As recommended by a kind fellow blogger, I’ve been reading a very interesting book called Brain over Binge by Kathryn Hansen. It’s written by a lady who had bulimia but it’s relevant to anyone who is struggling with binge eating. Like me! I’m about halfway through at the moment, which is partly because there’s quite a lot of scientific theory, so I’m going slowly to make sure I absorb as much information as possible, and partly because the parts that really resonate with me are, from an emotional perspective, quite taxing to read.
However! Since I got to the part which tells you how to stop binge eating, which I read with a HUGE amount of scepticism, I have managed not to act on any of my urges to binge since that point. And there have been a fair few. I haven’t been perfect by any means – there was my rather heavy drinking session followed by some hangover-curing snacks, but I never felt compelled to eat them. It was just ordinary overeating that ordinary people do, and I didn’t feel bad about it afterwards either.
Once I’ve finished reading I’m going to go through it again but making notes this time, because there’s a ton of useful stuff that will even be helpful in everyday life. When I’ve done that and got my thoughts in order I’ll write more about it here, but there’s no substitute for reading the book. Despite the fact I’ve not finished it yet I highly recommend it.
In any case I’ve been back on plan since Tuesday and reckon I can be extra healthy (see what I did there?) for exactly the next four weeks.

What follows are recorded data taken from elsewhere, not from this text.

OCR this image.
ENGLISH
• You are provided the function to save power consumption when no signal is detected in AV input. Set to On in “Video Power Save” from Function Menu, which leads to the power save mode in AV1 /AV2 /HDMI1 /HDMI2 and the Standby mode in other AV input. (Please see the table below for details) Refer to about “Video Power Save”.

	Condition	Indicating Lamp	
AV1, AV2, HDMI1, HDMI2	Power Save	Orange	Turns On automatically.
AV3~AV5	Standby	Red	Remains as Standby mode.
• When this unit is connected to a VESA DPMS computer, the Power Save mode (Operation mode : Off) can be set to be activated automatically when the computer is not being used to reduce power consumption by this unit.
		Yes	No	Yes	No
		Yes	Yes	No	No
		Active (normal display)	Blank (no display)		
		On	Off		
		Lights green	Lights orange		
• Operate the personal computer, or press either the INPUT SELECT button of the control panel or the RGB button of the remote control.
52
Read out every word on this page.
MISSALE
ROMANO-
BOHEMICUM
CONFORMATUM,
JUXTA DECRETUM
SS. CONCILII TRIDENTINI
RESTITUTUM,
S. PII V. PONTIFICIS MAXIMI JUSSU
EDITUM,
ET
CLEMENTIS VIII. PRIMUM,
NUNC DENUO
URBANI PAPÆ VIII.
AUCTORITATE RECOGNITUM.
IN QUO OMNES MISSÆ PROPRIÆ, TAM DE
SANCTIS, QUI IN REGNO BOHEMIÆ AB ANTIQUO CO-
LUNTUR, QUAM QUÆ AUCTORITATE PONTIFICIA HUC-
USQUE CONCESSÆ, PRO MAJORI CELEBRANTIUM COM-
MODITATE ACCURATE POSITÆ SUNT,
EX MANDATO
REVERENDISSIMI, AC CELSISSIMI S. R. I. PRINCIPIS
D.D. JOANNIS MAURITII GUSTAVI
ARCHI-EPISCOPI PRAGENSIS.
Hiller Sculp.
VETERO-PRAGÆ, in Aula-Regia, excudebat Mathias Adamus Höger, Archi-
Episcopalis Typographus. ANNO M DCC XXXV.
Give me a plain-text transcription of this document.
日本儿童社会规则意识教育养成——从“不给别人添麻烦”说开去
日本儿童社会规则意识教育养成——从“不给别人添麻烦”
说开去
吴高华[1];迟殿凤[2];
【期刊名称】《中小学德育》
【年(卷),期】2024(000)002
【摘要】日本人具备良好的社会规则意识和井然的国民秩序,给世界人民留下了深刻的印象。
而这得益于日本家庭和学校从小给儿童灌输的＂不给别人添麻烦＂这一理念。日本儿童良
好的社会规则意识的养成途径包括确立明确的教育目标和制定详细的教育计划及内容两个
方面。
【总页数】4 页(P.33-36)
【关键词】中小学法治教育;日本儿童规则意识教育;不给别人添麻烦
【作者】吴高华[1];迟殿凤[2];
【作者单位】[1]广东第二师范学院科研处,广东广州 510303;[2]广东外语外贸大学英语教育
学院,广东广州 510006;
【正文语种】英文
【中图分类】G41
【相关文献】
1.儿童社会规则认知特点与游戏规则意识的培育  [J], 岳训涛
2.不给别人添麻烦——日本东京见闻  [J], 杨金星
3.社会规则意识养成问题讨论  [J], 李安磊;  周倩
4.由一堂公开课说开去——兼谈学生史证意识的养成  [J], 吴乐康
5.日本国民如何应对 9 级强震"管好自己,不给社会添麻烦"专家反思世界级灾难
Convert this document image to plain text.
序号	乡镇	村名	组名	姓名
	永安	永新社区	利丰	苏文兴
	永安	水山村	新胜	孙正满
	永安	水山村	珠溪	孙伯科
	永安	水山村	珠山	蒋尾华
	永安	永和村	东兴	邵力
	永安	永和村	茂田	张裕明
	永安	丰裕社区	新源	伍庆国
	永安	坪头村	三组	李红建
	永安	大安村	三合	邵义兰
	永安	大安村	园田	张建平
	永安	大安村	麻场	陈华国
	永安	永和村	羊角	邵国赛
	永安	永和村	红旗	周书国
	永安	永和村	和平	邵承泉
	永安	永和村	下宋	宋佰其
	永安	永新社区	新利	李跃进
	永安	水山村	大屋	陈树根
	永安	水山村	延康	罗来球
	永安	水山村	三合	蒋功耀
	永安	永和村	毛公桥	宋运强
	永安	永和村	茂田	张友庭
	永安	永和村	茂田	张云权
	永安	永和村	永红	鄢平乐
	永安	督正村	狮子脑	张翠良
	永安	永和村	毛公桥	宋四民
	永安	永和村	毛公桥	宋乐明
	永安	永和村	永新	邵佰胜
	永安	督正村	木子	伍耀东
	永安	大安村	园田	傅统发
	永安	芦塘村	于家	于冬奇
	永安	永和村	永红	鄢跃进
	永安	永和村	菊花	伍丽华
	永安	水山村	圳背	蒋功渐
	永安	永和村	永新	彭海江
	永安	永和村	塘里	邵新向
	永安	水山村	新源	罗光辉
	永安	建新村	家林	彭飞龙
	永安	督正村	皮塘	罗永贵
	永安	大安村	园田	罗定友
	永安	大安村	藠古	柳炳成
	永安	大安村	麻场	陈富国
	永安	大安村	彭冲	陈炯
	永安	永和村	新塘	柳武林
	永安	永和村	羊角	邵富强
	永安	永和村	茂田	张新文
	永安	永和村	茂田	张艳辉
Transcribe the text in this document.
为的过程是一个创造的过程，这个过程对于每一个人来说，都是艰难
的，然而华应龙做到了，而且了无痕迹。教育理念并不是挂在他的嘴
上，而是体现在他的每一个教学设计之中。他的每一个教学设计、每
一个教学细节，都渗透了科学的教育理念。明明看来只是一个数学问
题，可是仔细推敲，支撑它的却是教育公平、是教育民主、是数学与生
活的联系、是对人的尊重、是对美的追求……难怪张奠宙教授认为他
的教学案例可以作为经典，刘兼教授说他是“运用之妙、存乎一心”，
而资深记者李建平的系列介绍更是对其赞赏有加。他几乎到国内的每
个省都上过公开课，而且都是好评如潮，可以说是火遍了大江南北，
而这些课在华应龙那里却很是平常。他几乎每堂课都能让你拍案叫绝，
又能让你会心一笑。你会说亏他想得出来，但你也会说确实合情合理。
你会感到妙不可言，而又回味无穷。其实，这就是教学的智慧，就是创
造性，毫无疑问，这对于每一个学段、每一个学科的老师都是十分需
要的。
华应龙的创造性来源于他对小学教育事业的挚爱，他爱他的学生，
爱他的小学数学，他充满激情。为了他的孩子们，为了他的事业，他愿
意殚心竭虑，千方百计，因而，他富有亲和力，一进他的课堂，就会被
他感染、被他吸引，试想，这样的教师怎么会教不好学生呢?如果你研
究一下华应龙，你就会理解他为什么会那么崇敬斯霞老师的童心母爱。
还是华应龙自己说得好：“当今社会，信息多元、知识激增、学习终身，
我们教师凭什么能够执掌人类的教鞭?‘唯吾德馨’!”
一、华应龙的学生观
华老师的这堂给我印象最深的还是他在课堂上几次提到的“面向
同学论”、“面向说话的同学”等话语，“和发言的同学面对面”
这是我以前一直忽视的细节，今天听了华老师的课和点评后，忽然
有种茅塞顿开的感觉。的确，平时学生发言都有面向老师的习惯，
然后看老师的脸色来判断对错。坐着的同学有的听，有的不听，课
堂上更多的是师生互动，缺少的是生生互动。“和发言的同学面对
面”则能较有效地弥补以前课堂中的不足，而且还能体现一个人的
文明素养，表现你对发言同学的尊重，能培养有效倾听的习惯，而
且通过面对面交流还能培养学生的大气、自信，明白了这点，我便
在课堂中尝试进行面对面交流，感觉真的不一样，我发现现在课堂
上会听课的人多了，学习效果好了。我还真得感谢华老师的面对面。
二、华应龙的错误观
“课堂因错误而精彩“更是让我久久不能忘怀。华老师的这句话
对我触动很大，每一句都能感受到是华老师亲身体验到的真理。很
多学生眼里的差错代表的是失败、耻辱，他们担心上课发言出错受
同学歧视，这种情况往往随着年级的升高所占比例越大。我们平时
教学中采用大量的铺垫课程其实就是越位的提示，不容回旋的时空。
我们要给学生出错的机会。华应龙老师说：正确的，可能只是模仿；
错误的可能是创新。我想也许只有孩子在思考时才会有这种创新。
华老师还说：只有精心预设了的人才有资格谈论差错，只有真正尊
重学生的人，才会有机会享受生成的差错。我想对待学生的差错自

I’m not normally a fan of short-term goals like holidays or fitting into a wedding dress (not that the latter applies to me) but since as of Tuesday it was four weeks on-the-dot until my holiday, I’m going to focus on staying on plan until then.
As for the actual holiday it’s self-catering so there’s no reason I can’t still be sensible.
As ever my training schedule went out the window, because between me and my trainer something is always coming up. That’s why I’ve said I’ll do a minimum of three sessions a week, and I just fit them in whenever I can.
We were supposed to train Wednesday, giving us an extra day (Tuesday) to recover from Sunday night’s shenanigans. But we were both feeling up to a run a day early so went back to Hockley woods, where I did my first almost-three-mile run. That first time it was muddy, but my average time was 13:20 min/mi.
This time around I smashed my personal best with an average of 11:40 min/mi. I don’t consider the lack of mud this time around to be a huge factor for my better time. When I really felt like I had a good pace was in the covered areas of the woods where there wasn’t much mud previously, and my trainer even noticed that he wasn’t having to hold back as much as he usually does. Bless him.
We were supposed to train together again today but he was too tired, so I decided to stay in bed and catch up on some sleep. As it happens I’ve really struggled with sleep this week, so I woke up early anyway and couldn’t get back off. I wrestled with myself for a while, thinking that I really should train on my own. But I really didn’t want to!
I’m away this weekend so today was my last chance to get a proper training session in. I couldn’t just lay in bed feeling sorry for myself, could I?
The times when you don’t feel like it, I think they are the most important times to get out there and just do it. I only stopped to take a picture at the end, so you’ll have to take my word for it that earlier on in the day the sun was out and the woods were teeming with butterflies, bees, squirrels and birds. Even when the sun went in and it started to rain everything was still beautiful and green though.
As it happens, it was another day for smashing personal bests.
I FINALLY MADE IT INTO THE 10 MINUTE BRACKET!
And it wasn’t even a fluke!
Today was the best I have felt running so far – it was full of pure, unadulterated joy. At the beginning I had my usual I-don’t-think-I-can-do-this moment, then I felt like I was flying along. It seemed that I could just keep going forever if I really wanted to. Thankfully the sensible part of my brain made me pace myself.
On the way back there are some pretty steep hills, and for the first time I really started to get my breathing under control. Because I didn’t feel like I was about to collapse, I was able to concentrate more on my form and could even pay attention to how all of my leg muscles were feeling.
Going up those hills I felt effing strong, and I’ve noticed that a lot of the wibbliness in my thighs has been replaced by muscle.
I’m unbelievably glad that I didn’t spend this amazing afternoon hiding under my duvet.
So that’s two training sessions down for the week, and I won’t get an official one in now to make it three. But it doesn’t matter at all on this occasion, because I certainly won’t be spending this weekend on my backside.